Marguerite Morel était dans le groupe des femmes et suivait le travail avec attention. Elle s’intéressait surtout à Léon Lambert qui, depuis le matin, était au poste parmi les plus opiniâtres. Vers trois heures elle proposa de porter à manger aux hommes et aussitôt, toutes les femmes coururent aux maisons d’où elles rapportèrent, enveloppées dans des serviettes ou des gazettes, des piles de tranches de pain beurrées et des bouteilles de lait. Quelques-unes apportèrent de la confiture de bleuets ou de framboises et des grosses galettes brunes faites de farine de sarrasin. Les hommes mangèrent gloutonnement, arrêtant à peine leur travail.

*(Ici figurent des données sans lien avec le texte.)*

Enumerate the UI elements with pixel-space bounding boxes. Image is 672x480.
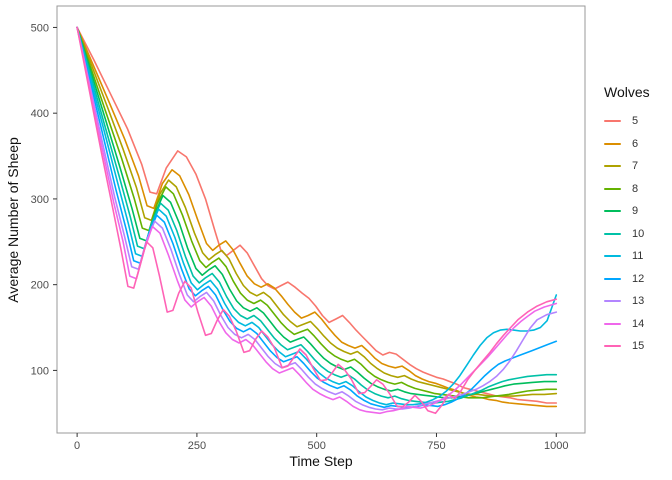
legend-item-7: 7 xyxy=(604,155,650,178)
x-tick-label: 250 xyxy=(188,440,206,452)
x-tick-label: 1000 xyxy=(544,440,568,452)
legend-swatch-7 xyxy=(604,165,621,168)
axes-layer: 0 250 500 750 1000 100 200 300 400 500 xyxy=(31,5,586,452)
legend-swatch-10 xyxy=(604,232,621,235)
series-line-15 xyxy=(76,26,558,415)
y-axis-title: Average Number of Sheep xyxy=(5,137,21,303)
legend-label-8: 8 xyxy=(632,182,639,195)
legend-label-5: 5 xyxy=(632,115,639,128)
x-axis-title: Time Step xyxy=(289,453,352,469)
legend-item-14: 14 xyxy=(604,313,650,336)
legend-label-15: 15 xyxy=(632,340,645,353)
x-tick-label: 500 xyxy=(308,440,326,452)
legend-item-12: 12 xyxy=(604,268,650,291)
legend: Wolves 5 6 7 8 9 10 11 12 13 14 15 xyxy=(604,84,650,358)
legend-swatch-15 xyxy=(604,345,621,348)
y-tick-label: 200 xyxy=(31,280,49,292)
legend-item-6: 6 xyxy=(604,133,650,156)
legend-label-13: 13 xyxy=(632,295,645,308)
legend-swatch-5 xyxy=(604,120,621,123)
series-line-10 xyxy=(76,26,558,404)
legend-label-7: 7 xyxy=(632,160,639,173)
y-tick-label: 500 xyxy=(31,22,49,34)
y-tick-label: 400 xyxy=(31,108,49,120)
legend-title: Wolves xyxy=(604,84,650,100)
x-tick-label: 750 xyxy=(427,440,445,452)
legend-swatch-12 xyxy=(604,277,621,280)
legend-item-11: 11 xyxy=(604,245,650,268)
series-line-13 xyxy=(76,26,558,411)
panel-border xyxy=(56,5,586,434)
legend-label-11: 11 xyxy=(632,250,644,263)
legend-item-5: 5 xyxy=(604,110,650,133)
series-line-12 xyxy=(76,26,558,409)
legend-item-10: 10 xyxy=(604,223,650,246)
legend-swatch-9 xyxy=(604,210,621,213)
legend-label-6: 6 xyxy=(632,137,639,150)
legend-item-8: 8 xyxy=(604,178,650,201)
legend-label-14: 14 xyxy=(632,317,645,330)
series-line-9 xyxy=(76,26,558,399)
series-line-6 xyxy=(76,26,558,408)
legend-swatch-6 xyxy=(604,142,621,145)
series-layer xyxy=(76,26,558,415)
series-line-5 xyxy=(76,26,558,404)
legend-label-9: 9 xyxy=(632,205,639,218)
legend-items: 5 6 7 8 9 10 11 12 13 14 15 xyxy=(604,110,650,358)
series-line-8 xyxy=(76,26,558,399)
series-line-11 xyxy=(76,26,558,406)
legend-swatch-8 xyxy=(604,187,621,190)
legend-swatch-11 xyxy=(604,255,621,258)
series-line-14 xyxy=(76,26,558,415)
legend-label-10: 10 xyxy=(632,227,645,240)
y-tick-label: 300 xyxy=(31,194,49,206)
legend-item-13: 13 xyxy=(604,290,650,313)
legend-label-12: 12 xyxy=(632,272,645,285)
y-tick-label: 100 xyxy=(31,365,49,377)
legend-swatch-13 xyxy=(604,300,621,303)
series-line-7 xyxy=(76,26,558,397)
legend-item-15: 15 xyxy=(604,335,650,358)
x-tick-label: 0 xyxy=(74,440,80,452)
legend-item-9: 9 xyxy=(604,200,650,223)
legend-swatch-14 xyxy=(604,322,621,325)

L’une des femmes, un peu par plaisanterie, avait apporté une pleine platée d’épis de blé-d’inde bouillis du matin et qu’elle avait enduits de beurre après les avoir fait réchauffer au feu. L’on rit beaucoup et les quenouilles de maïs eurent un grand succès. Les travailleurs se jetèrent sur le plat qu’ils vidèrent en un instant. Ceux qui eurent la chance de saisir un des appétissants épis jaune d’or et ruisselants de beurre, se mirent à gruger goulûment à même, le tenant d’une main à la bouche, tandis que de l’autre ils continuaient de manier la bêche.

Comme l’on mangeait l’on entendit le bruit d’une voiture qui montait la route du quai. C’était Jacques Duval qui arrivait du rang quatre et qui venait chercher son père au bateau que l’on attendait vers cinq heures.